There is no looking back

I have pressed the emergency buzzer a fair few times, made medication errors, had incident reports done on me, had few patients falls, performed my first CPR on a real person, experienced patient death, been verbally abused and so on. I got upset, annoyed at myself but each incident was a learning experience. Throughout all of this, I was fortunate to have an amazing team and colleagues supporting and reassuring me.

In the next 12 months, I want to focus on upskilling myself and honing my assessment skills. I am currently doing an Intermediate ECG course. I am planning to apply for a Transition to Specialty Practice which is a 6 months course in-house for new ED nurses for up-skilling. ALS is on the list. I want to be able to provide good support to the newbies on placement and new grads. I still remember my buddy nurses who patiently helped me learn the basics right.

I want to gain enough experience and confidence to eventually do some rural nursing and make my way into international humanitarian nursing. There are still days when I feel I know nothing but I have the rest of my career to learn, that’s for sure!

Who are some people who have supported you along your journey?

My parents – they always emphasised on education. They supported my every decision from moving to Australia to changing careers whether they liked it or not. and they are always proud of me.
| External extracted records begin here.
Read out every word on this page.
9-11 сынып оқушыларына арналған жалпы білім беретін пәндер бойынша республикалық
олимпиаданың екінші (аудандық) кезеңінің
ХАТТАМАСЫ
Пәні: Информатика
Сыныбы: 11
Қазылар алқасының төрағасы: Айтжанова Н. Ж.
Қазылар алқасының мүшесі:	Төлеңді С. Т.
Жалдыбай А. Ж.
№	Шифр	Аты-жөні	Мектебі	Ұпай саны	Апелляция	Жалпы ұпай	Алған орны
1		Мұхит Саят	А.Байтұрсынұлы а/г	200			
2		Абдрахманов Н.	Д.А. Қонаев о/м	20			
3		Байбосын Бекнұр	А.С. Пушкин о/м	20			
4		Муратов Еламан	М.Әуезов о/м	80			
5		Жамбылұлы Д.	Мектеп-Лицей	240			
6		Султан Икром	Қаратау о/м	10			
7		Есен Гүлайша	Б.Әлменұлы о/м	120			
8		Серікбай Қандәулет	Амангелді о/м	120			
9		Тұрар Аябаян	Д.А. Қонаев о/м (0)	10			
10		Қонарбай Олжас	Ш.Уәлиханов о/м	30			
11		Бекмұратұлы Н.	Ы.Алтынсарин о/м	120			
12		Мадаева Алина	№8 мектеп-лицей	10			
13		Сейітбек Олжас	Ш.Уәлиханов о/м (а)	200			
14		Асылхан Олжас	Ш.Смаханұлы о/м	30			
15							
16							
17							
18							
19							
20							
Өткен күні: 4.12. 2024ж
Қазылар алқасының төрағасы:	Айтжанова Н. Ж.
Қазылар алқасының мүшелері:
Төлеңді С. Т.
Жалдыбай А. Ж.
My partner Joel – to go from having full time permanent job to going part time work and full time student was a big change in our lives. He supported me throughout the journey. He stayed up with me during my assignments and exams. He cooked me meals. He just made my life easier so that I could focus on my studies.

Any final words!

We have to look after the newbies. I always try and remember what I was like and how I felt when I was a student or a grad or a new nurse in a new place. We need to be patient with them. We need to teach them and correct them but in a supportive, encouraging and kind manner. It’s not about power play. It’s about passing the right knowledge to the others.